The mandatory training, which contains a number of detailed elements, was one of the key recommendations made by an Expert Advisory Panel established following a scaffolding collapse at a high-rise construction site, which resulted in the deaths of four workers.

Detailed Training Required

Once the Regulation takes effect, employers will be responsible for ensuring that workers receive health and safety awareness training as soon as practicable. Supervisors will also be required to obtain training within a week of performing work as a supervisor.

While the MOL has published materials with which to conduct the required training, businesses remain free to use health and safety training programs that are already in place, so long as they satisfy the legislated requirements. The MOL is presently preparing a checklist which will allow employers to verify whether their existing health and safety training programs meet the new required standard.

Employer Compliance and Record-Keeping Obligations

The new Regulation will not have its own compliance and enforcement provisions, and therefore will be subject to the existing enforcement and penalty provisions included in the OHSA. Employers will be required to maintain records of worker and supervisor training, including records of workers and supervisors that are exempt from the new requirements.
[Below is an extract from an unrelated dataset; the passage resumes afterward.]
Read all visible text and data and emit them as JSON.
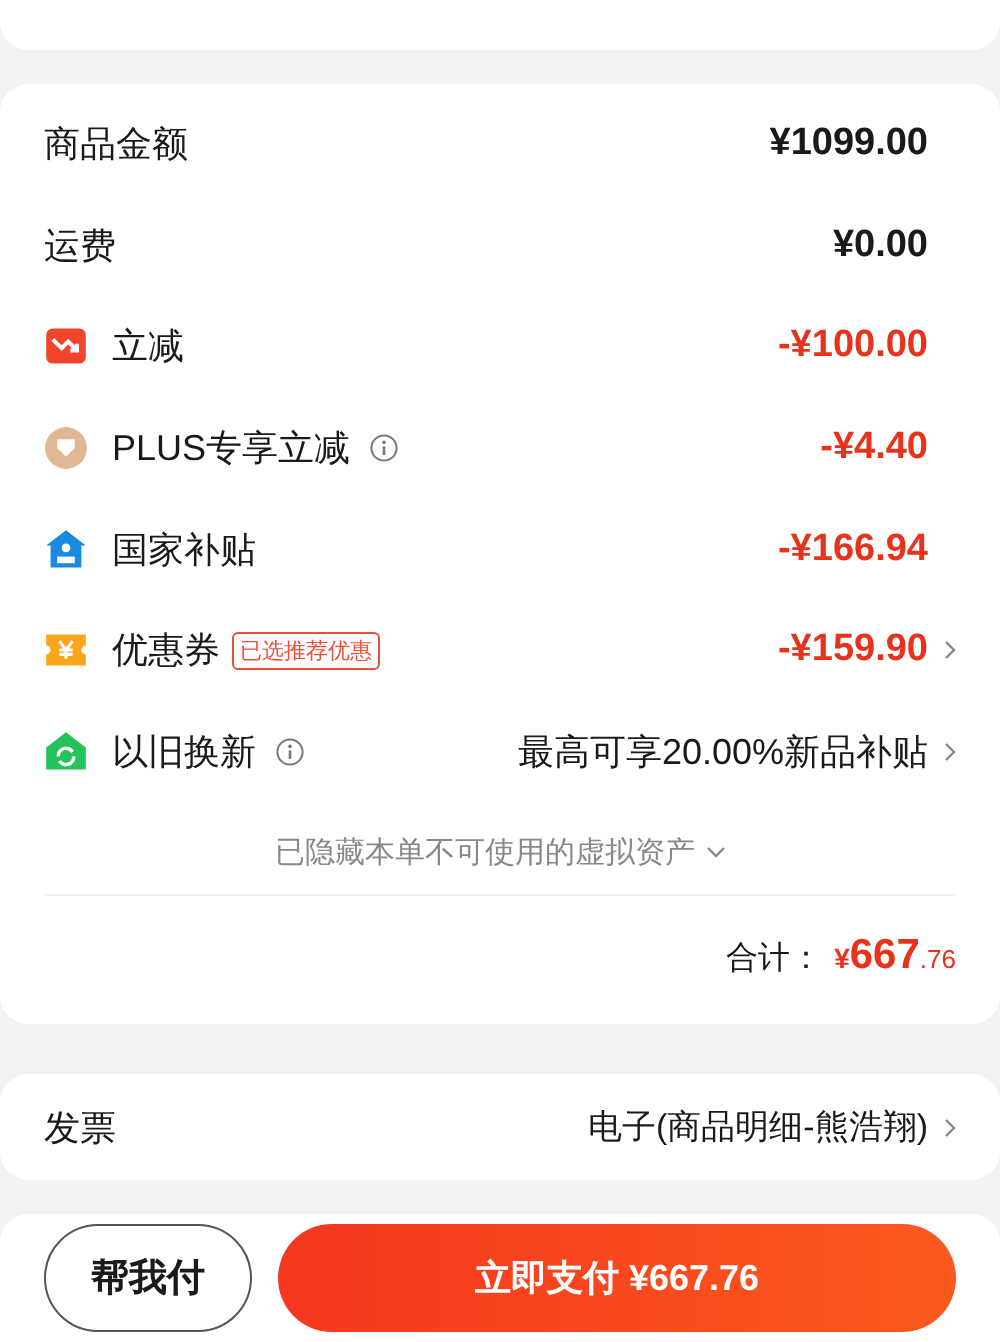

Employers will also have to obtain proof from those claiming an exemption that they have completed a satisfactory training program.

It should also be noted that the new training requirement does not replace other hazard-specific, sector-specific, or competency- specific training that may be required for supervisors or workers under the OHSA or its regulations.

Recommendations for Employers

Employers will need to carefully review all of their obligations as a result of the Regulation. This is particularly the case given that a "worker" is defined in the OHSA to essentially include any person who performs work or supplies services for monetary compensation. Similarly, the concept of "supervisor" has a broad interpretation and application.

Employers should review any health and safety training program which they already have in place, as well as anything provided to their workers in the past, to determine whether they satisfy the MOL's new requirements. If the content of the training does not meet the requirements outlined in the Regulation, the training program will need to be revised. Employers will also need to be able to provide written proof that any required training (whether for new employees and supervisors or when being used to support an exemption) has been completed.